The solution, based on Concerto Physician Portal and cResults Viewer, allows physicians to quickly compare key indicators from their own diabetic patients against nearly real-time data generated from the broader population. The technology further allows the physician to dynamically drill-down into those graphical results to a patient-centric view in order to make appropriate interventions before serious complications occur.

“This registry is revolutionary as it can help physician’s access patient records and quickly determine patients with high risk indicators and make recommendations for treatment. The registry enables medical staff to intervene before their patient has a serious problem that could result in hospitalisation,” stated Michael Craig, Orion Health vice president sales, Canada.

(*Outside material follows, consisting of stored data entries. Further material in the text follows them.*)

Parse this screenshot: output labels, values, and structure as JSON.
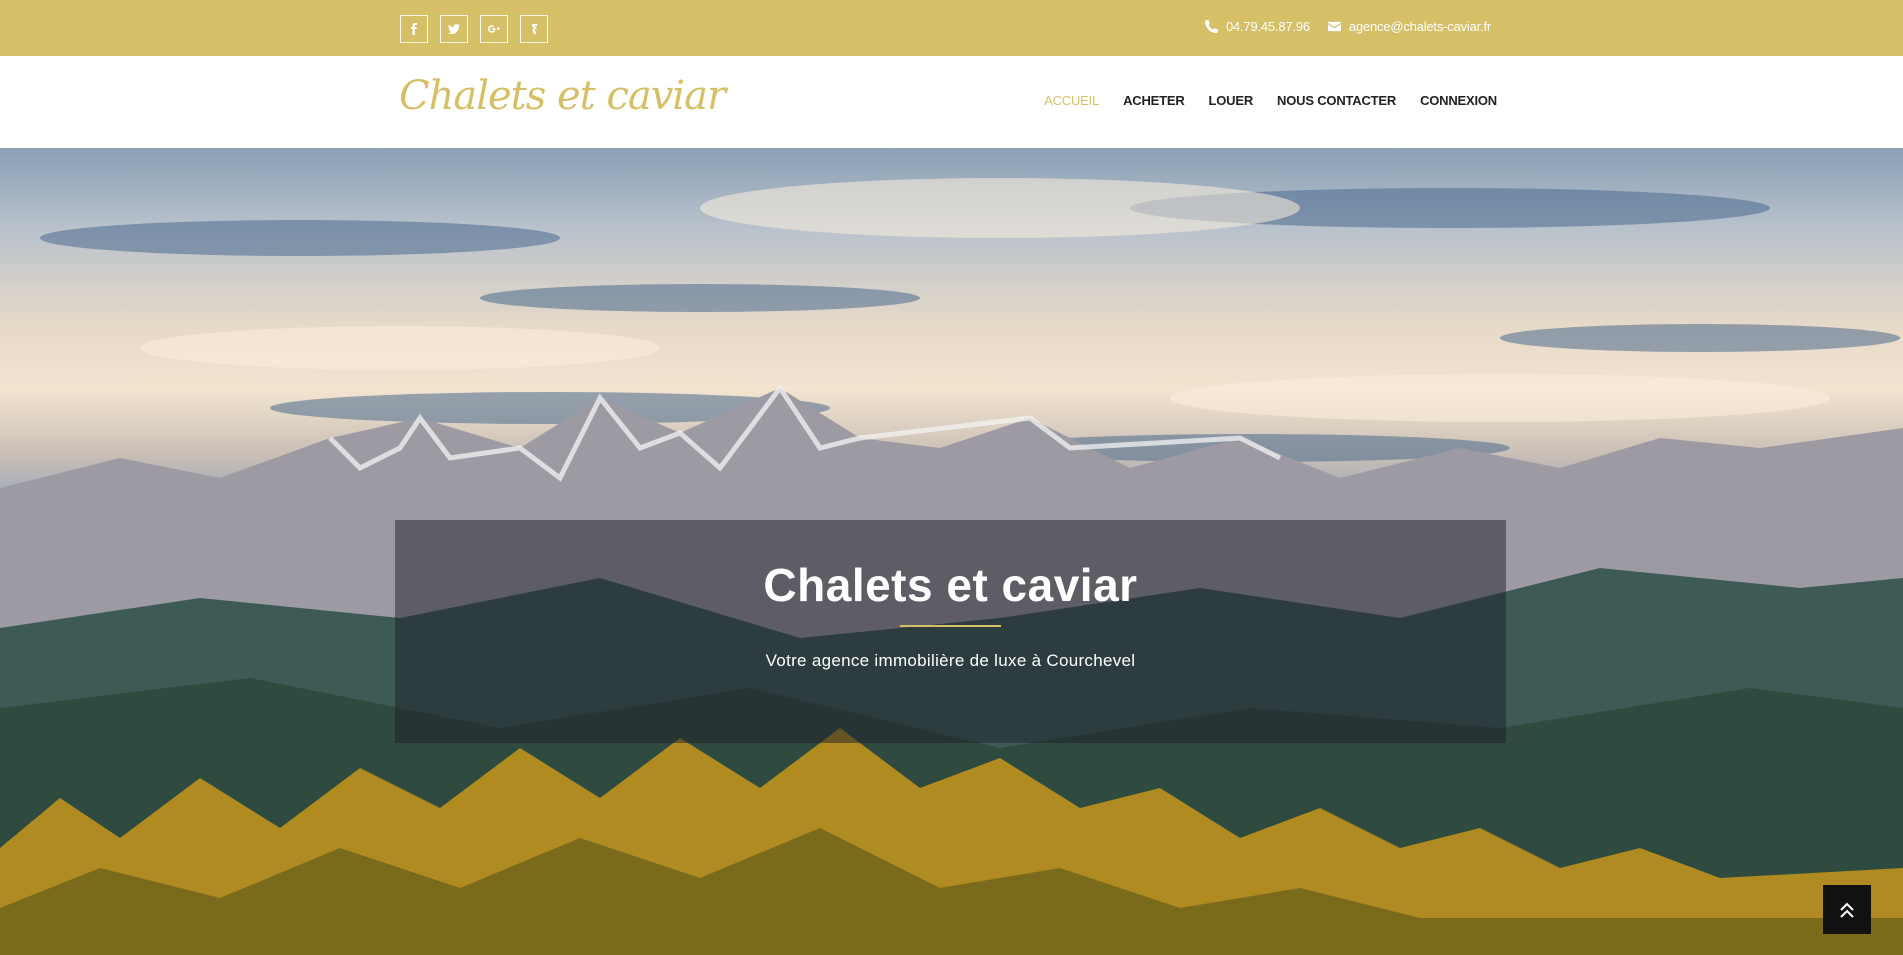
{
  "topbar": {
    "social": [
      {
        "icon": "facebook-icon",
        "glyph": "f"
      },
      {
        "icon": "twitter-icon"
      },
      {
        "icon": "google-plus-icon"
      },
      {
        "icon": "tripadvisor-icon"
      }
    ],
    "phone": "04.79.45.87.96",
    "email": "agence@chalets-caviar.fr"
  },
  "navbar": {
    "logo_text": "Chalets et caviar",
    "menu": [
      "ACCUEIL",
      "ACHETER",
      "LOUER",
      "NOUS CONTACTER",
      "CONNEXION"
    ],
    "active_index": 0
  },
  "hero": {
    "title": "Chalets et caviar",
    "subtitle": "Votre agence immobilière de luxe à Courchevel"
  },
  "colors": {
    "accent": "#d5c067",
    "nav_text": "#222222",
    "overlay": "rgba(30,30,40,0.5)",
    "backtop": "#111111"
  },
  "backtop_icon": "double-chevron-up-icon"
}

As a part of the Alberta-wide electronic health record (EHR) effort, the registry has the capability to pull from multiple data repositories across the province. In the first year of implementation, the registry collected information on 8,034 diabetic patients. More than 100 physicians, practicing in 22 clinics in three PCNs, are using the registry. In the future, the registry will be able to provide actual information on disease prevalence for improved statistical information.

“The disease registry helps physicians to view all of the components of a patient’s condition including blood pressure, body mass index, and most recent lab results such as glycosylated haemoglobin (HBA1C). By helping to ensure these areas are reviewed at each visit, patient progress can be better tracked,” said Craig.

The project has the potential to improve the overall health of patients in Alberta with chronic diseases.

When fully deployed, it is anticipated that the patient profile viewer and population dashboard, integrated with regional CDM registries, will be used by family physicians and specialists throughout the province to manage their chronic disease population.

Ultimately, it is expected that the initiative will lower healthcare costs related to chronic disease management and improve patient health outcomes by providing:

- A comprehensive chronic disease patient registry integrated with system and clinical care processes;

-Automated tools to improve the health outcomes for attached patients (notification alerts);

-Ability to identify unattached patients;

- Complete, current, accurate information on patients’ condition, plan of care, and compliance;

-Improved communication amongst providers;

- Focused intervention on the highest risk groups;

- System-wide reporting to assist with program planning and population surveillance.